APP="/home/wwang/code/ogs6/exe_petsc/bin/ogs"
PRJ_FILE="/home/wwang/data_D/project/AREHS/HM_3D/simHM_glaciation.prj"
/bin/echo In directory: `pwd`
/bin/echo Number of CPUs: $SLURM_CPUS_PER_TASK
/bin/echo File name: $1

srun $APP $PRJ_FILE -o /home/wwang/data_D/project/AREHS/HM_3D/output

In the job script for EVE, module load foss/2020b must be presented, and srun is a sort of MPI job launcher. If a job fails with an error message about a ‘shared library not found’, you can check the EVE modules specified in the files in the source code directory: scripts/env/eve, and add the corresponding modules to the load list in the job script.

Once the job script is ready, you can

• submit the job by command, sbatch [job script name],
• check the job status by command squeue,
• or cancel the job by command scancel [job ID].

For the detailed syntax of job script of SLURM for EVE, please visit https://wiki.ufz.de/eve/ (user login required).

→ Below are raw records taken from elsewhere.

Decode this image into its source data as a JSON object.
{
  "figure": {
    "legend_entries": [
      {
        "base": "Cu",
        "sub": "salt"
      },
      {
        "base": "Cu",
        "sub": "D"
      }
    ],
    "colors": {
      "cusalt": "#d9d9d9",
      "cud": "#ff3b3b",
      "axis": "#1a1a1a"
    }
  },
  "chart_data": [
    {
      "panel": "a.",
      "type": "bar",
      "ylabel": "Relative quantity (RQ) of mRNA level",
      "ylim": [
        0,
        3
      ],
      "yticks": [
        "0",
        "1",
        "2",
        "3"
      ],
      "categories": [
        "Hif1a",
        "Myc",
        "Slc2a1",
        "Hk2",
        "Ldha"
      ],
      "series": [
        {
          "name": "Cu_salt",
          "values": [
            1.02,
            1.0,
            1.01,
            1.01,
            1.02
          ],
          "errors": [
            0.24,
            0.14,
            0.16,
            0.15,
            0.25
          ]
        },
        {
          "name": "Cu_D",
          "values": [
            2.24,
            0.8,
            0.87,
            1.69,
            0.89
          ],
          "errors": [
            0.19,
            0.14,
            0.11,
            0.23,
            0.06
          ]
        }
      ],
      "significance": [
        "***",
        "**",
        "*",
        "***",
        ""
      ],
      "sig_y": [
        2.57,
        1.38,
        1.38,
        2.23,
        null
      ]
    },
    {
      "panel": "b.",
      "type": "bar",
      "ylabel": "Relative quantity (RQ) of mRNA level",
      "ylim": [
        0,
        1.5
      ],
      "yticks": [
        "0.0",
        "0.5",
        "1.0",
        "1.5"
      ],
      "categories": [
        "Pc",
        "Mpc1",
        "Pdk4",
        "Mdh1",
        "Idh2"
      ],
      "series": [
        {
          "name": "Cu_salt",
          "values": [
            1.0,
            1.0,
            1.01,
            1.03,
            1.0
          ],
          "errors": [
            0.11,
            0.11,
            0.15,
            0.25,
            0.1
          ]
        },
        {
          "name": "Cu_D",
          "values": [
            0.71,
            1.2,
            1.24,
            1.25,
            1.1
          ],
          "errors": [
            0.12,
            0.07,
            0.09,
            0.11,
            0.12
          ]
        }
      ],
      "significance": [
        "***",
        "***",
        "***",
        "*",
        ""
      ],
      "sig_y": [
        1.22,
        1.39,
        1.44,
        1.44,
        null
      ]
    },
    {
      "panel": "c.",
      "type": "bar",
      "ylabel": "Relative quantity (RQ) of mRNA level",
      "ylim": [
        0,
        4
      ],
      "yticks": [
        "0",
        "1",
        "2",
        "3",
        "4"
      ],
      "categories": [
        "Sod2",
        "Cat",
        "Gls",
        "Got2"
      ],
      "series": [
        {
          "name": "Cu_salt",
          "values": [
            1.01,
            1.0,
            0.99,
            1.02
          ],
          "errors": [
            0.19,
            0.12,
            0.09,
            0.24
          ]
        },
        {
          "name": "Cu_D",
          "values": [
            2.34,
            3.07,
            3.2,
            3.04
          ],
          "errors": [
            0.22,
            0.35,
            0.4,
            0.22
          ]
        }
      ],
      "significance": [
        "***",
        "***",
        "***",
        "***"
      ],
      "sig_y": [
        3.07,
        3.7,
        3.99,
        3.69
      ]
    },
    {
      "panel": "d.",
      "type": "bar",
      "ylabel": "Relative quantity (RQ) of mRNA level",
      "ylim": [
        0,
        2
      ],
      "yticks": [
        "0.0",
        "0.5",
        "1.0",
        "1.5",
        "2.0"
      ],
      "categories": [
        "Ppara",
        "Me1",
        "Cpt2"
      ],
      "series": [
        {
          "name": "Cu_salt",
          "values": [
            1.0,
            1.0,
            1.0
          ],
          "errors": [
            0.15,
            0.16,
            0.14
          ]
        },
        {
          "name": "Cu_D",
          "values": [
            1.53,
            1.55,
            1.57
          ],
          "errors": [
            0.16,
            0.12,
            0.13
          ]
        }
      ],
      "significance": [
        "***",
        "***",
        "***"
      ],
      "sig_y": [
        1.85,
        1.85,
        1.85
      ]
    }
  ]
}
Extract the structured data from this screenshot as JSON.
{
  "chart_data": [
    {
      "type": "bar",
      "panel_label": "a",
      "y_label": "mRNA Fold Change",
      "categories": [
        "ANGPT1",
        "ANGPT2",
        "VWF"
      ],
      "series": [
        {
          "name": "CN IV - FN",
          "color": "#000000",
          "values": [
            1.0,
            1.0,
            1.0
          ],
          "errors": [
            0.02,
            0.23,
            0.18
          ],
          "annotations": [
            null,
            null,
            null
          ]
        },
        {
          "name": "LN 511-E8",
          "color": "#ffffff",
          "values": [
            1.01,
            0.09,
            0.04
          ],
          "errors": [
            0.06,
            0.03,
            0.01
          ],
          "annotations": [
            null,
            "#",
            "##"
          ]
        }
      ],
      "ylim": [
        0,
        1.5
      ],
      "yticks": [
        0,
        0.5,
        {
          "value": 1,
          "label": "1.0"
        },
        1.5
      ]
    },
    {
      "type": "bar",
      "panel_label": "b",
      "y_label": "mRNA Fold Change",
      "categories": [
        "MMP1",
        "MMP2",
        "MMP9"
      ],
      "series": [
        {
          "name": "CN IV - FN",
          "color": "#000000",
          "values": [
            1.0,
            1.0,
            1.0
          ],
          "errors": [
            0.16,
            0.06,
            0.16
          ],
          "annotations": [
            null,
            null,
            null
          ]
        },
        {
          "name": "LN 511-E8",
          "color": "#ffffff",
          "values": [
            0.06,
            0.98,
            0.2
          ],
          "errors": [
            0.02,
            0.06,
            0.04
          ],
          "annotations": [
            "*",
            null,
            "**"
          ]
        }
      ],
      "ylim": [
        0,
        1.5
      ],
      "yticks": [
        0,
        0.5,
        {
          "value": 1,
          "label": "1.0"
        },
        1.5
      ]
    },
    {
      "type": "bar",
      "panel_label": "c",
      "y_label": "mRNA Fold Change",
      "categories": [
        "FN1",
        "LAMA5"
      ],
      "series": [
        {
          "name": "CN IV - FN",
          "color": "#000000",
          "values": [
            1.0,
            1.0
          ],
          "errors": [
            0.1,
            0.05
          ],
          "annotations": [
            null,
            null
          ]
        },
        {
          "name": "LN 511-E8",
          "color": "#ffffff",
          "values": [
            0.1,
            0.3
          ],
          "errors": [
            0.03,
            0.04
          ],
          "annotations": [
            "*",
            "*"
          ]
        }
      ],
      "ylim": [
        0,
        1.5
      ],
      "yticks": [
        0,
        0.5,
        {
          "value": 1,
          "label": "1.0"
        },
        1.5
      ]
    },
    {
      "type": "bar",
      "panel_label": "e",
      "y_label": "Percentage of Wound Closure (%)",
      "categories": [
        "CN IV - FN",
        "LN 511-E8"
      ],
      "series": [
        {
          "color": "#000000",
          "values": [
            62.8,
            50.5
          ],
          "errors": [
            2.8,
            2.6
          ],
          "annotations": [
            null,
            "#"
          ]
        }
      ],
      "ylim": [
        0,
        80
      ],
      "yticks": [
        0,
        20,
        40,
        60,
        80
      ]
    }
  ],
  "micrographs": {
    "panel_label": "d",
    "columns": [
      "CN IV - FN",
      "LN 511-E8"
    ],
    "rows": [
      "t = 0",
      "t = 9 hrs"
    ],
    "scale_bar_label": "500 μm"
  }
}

2a. Use a container to launch MPI OGS

A prebuilt container with ogs (current master) is available at:

• /data/ogs/apptainer/guix/ogs-petsc_head.squashfs

You need to modify your submit script, e.g.:

...
#SBATCH ...

srun apptainer exec /data/ogs/apptainer/guix/ogs-petsc_head.squashfs ogs $PRJ_FILE

3. Check results

There are two output types available, VTK and XDMF. In the project file, output type can be specified in the type tag of the output tag, for example:

    <output>
       <type>VTK</type>
       ...
    </output>

or

    <output>
       <type>XDMF</type>
       ...
    </output>

3.1 VTK output

The results are output in the partitioned VTU files, which are governed by a PVTU file. The data in the ghost cells of VTU files are overlapped. An OGS utility, pvtu2vtu, is available to merge the partition VTU files into one VTU file, meanwhile to eliminate the data overlapping. Here is an example to use that tool:

pvtu2vtu -i foo.pvtu -o foo.vtu

Where the input file name is the name of PVTU file.

If you use the merged mesh together with some meshes that for initial or boundary conditions for a restart simulation, you have to reset the bulk geometry entity ( node, face, or element) IDs of the meshes to the merged mesh by using toolidentifySubdomains. For example, north.vtu, south.vtu, and top.vtu are the meshes for the boundary conditions, their bulk geometry entity IDs can be reset by running the following command:

identifySubdomains -f -m foo.vtu  --  north.vtu  south.vtu  top.vtu

3.2 XDMF output

With XDMF, OGS outputs two files, one XDMF file and one HDF5 file with file name extension of h5. You can use ParaView to open the XDMF file by selecting Xdmf3ReaderS or Xdmf3ReaderT. The XDMF output is highly recommended for running OGS with a large mesh, especially on supercomputers.